By the time I reached the village, it had transformed into the monochrome beauty of a snow land. As the night came in, I headed back to the Hall, the wind punching the air from my lungs and peppering my face with thick snowflakes that caught my eyelashes, then fell on my cheeks as tears.
We almost bumped into one another under the sudden glare of neon light in the Hall’s foyer, I going in, she rugged up in an ankle-length coat and woollen scarf and about to leave.
“Och! Look a’ yue. Yer covered in snow. You’d be freezin’,” she said in a lilting lowlands accent. In an instant, she set about brushing caked snow off my hood and shoulders. I had no idea who she was.
“Turn aroond!” and she spun me around, sweeping away the white crusts from my back with quick broad strokes.
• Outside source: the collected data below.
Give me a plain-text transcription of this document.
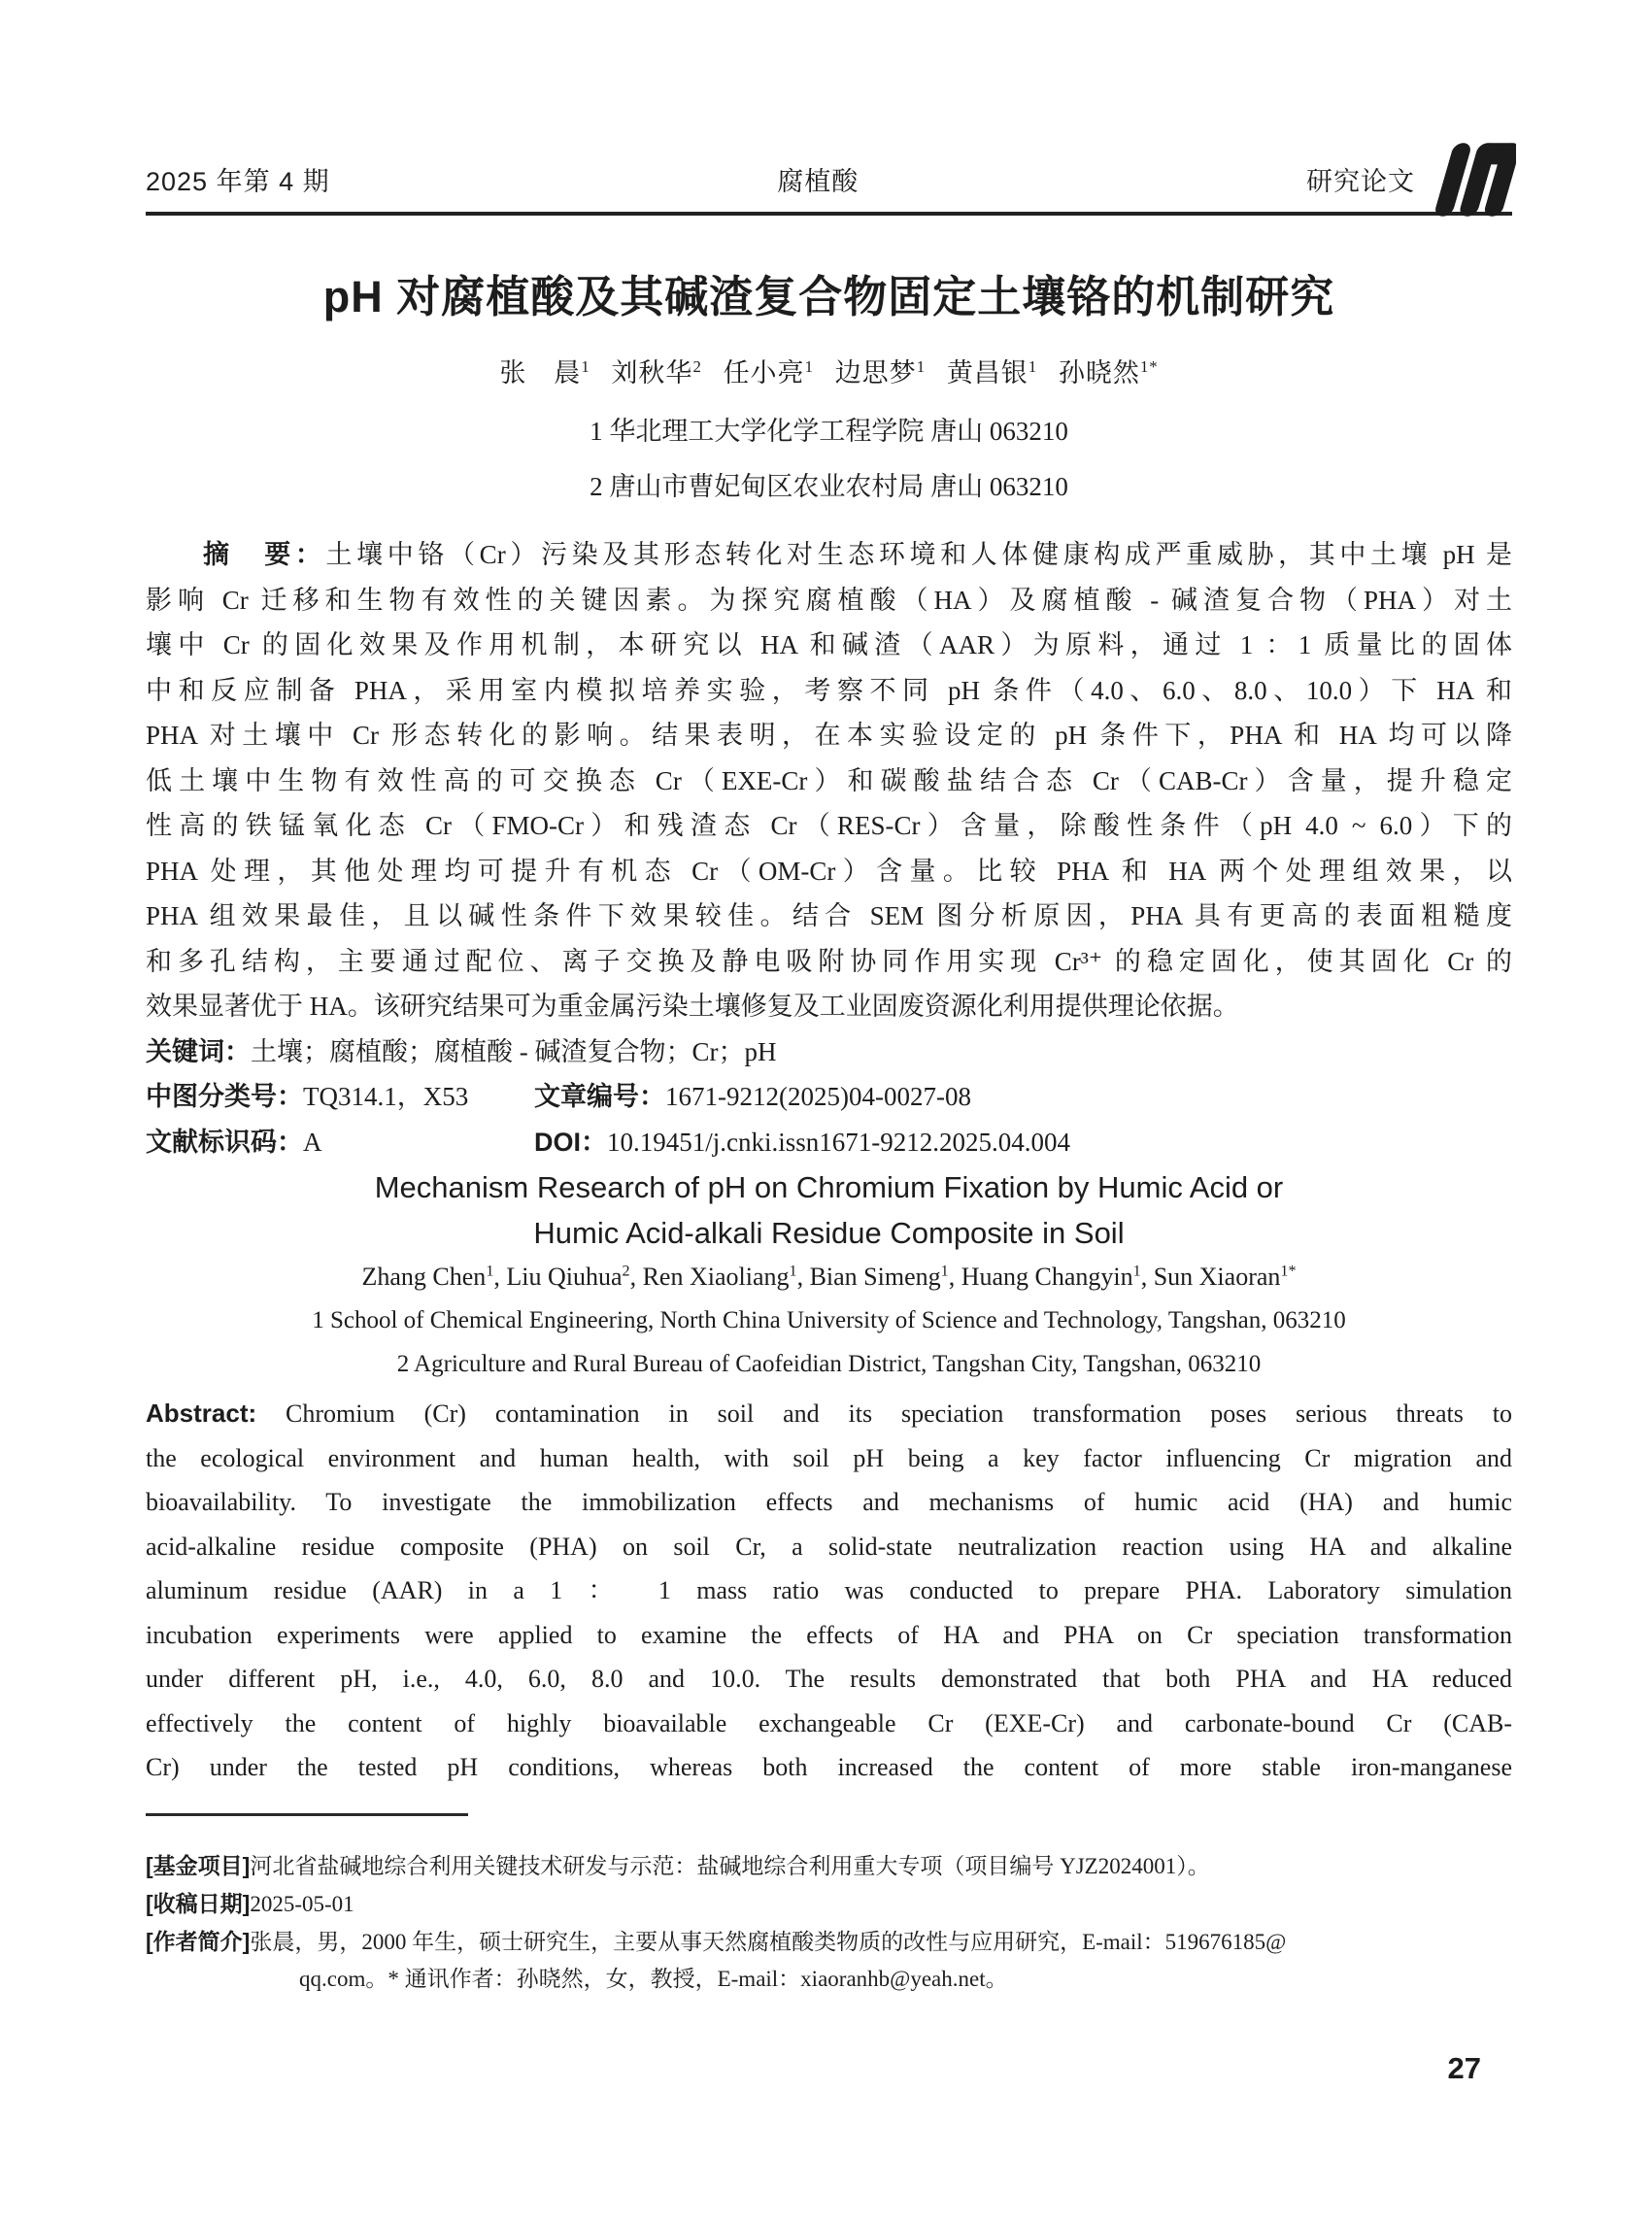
2025 年第 4 期	腐植酸	研究论文
pH 对腐植酸及其碱渣复合物固定土壤铬的机制研究
张　晨$^1$ 刘秋华$^2$ 任小亮$^1$ 边思梦$^1$ 黄昌银$^1$ 孙晓然$^{1*}$
1 华北理工大学化学工程学院 唐山 063210
2 唐山市曹妃甸区农业农村局 唐山 063210
摘　要：土壤中铬（Cr）污染及其形态转化对生态环境和人体健康构成严重威胁，其中土壤 pH 是
影响 Cr 迁移和生物有效性的关键因素。为探究腐植酸（HA）及腐植酸 - 碱渣复合物（PHA）对土
壤中 Cr 的固化效果及作用机制，本研究以 HA 和碱渣（AAR）为原料，通过 1 ：1 质量比的固体
中和反应制备 PHA，采用室内模拟培养实验，考察不同 pH 条件（4.0、6.0、8.0、10.0）下 HA 和
PHA 对土壤中 Cr 形态转化的影响。结果表明，在本实验设定的 pH 条件下，PHA 和 HA 均可以降
低土壤中生物有效性高的可交换态 Cr（EXE-Cr）和碳酸盐结合态 Cr（CAB-Cr）含量，提升稳定
性高的铁锰氧化态 Cr（FMO-Cr）和残渣态 Cr（RES-Cr）含量，除酸性条件（pH 4.0 ~ 6.0）下的
PHA 处理，其他处理均可提升有机态 Cr（OM-Cr）含量。比较 PHA 和 HA 两个处理组效果，以
PHA 组效果最佳，且以碱性条件下效果较佳。结合 SEM 图分析原因，PHA 具有更高的表面粗糙度
和多孔结构，主要通过配位、离子交换及静电吸附协同作用实现 Cr³⁺ 的稳定固化，使其固化 Cr 的
效果显著优于 HA。该研究结果可为重金属污染土壤修复及工业固废资源化利用提供理论依据。
关键词：土壤；腐植酸；腐植酸 - 碱渣复合物；Cr；pH
中图分类号：TQ314.1，X53	文章编号：1671-9212(2025)04-0027-08
文献标识码：A	DOI：10.19451/j.cnki.issn1671-9212.2025.04.004
Mechanism Research of pH on Chromium Fixation by Humic Acid or
Humic Acid-alkali Residue Composite in Soil
Zhang Chen$^1$, Liu Qiuhua$^2$, Ren Xiaoliang$^1$, Bian Simeng$^1$, Huang Changyin$^1$, Sun Xiaoran$^{1*}$
1 School of Chemical Engineering, North China University of Science and Technology, Tangshan, 063210
2 Agriculture and Rural Bureau of Caofeidian District, Tangshan City, Tangshan, 063210
Abstract: Chromium (Cr) contamination in soil and its speciation transformation poses serious threats to
the ecological environment and human health, with soil pH being a key factor influencing Cr migration and
bioavailability. To investigate the immobilization effects and mechanisms of humic acid (HA) and humic
acid-alkaline residue composite (PHA) on soil Cr, a solid-state neutralization reaction using HA and alkaline
aluminum residue (AAR) in a 1 ： 1 mass ratio was conducted to prepare PHA. Laboratory simulation
incubation experiments were applied to examine the effects of HA and PHA on Cr speciation transformation
under different pH, i.e., 4.0, 6.0, 8.0 and 10.0. The results demonstrated that both PHA and HA reduced
effectively the content of highly bioavailable exchangeable Cr (EXE-Cr) and carbonate-bound Cr (CAB-
Cr) under the tested pH conditions, whereas both increased the content of more stable iron-manganese
[基金项目]河北省盐碱地综合利用关键技术研发与示范：盐碱地综合利用重大专项（项目编号 YJZ2024001）。
[收稿日期]2025-05-01
[作者简介]张晨，男，2000 年生，硕士研究生，主要从事天然腐植酸类物质的改性与应用研究，E-mail：519676185@
qq.com。* 通讯作者：孙晓然，女，教授，E-mail：xiaoranhb@yeah.net。
27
“There! That’s betta,” she smiled.
I turned back towards her and felt her eyes rest on my icy cheeks and lips. Without a word, I reached for her hands. They were slender, almost fragile and, of course, cold. She gave the slightest response, her fingers holding mine, a tiny gesture I devoured. In those few seconds, our hands gave us an unspoken pact of solidarity against the common foe of coldness and a fleeting access to each other. Then it was gone.
“Och, yer cannae do that. Ma boyfriend’s waitin’!” She pulled her hands away and turned towards the door. Then, as if having second thoughts, she turned back. She leaned towards me and I caught the faint, sweet smell of alcohol on her breath. She put her hands up to my face and kissed me hard on the mouth.
“Dinny forget aboot keepin’ warm toneet!” She laughed and skipped away, disappearing into the darkness.
That dreich evening, “keepin’ warm” alone in my room, I made little progress with an essay on calcium metabolism. I kept recalling her hands and, yes, her mouth too. The vagabond lightness of the sweep of her hands betrayed a carnal ease, a carefree sweetness. The confidence, albeit aided by a dram or two, with which her hands held my face revealed a fearless tenderness full of promise. I knew they signified something of her inner self, an unconscious expression of a need for intimacy. Years later I found this same sentiment in Emily Dickinson’s Poem 657: “This – / The spreading wide of my narrow Hands / To gather paradise –”.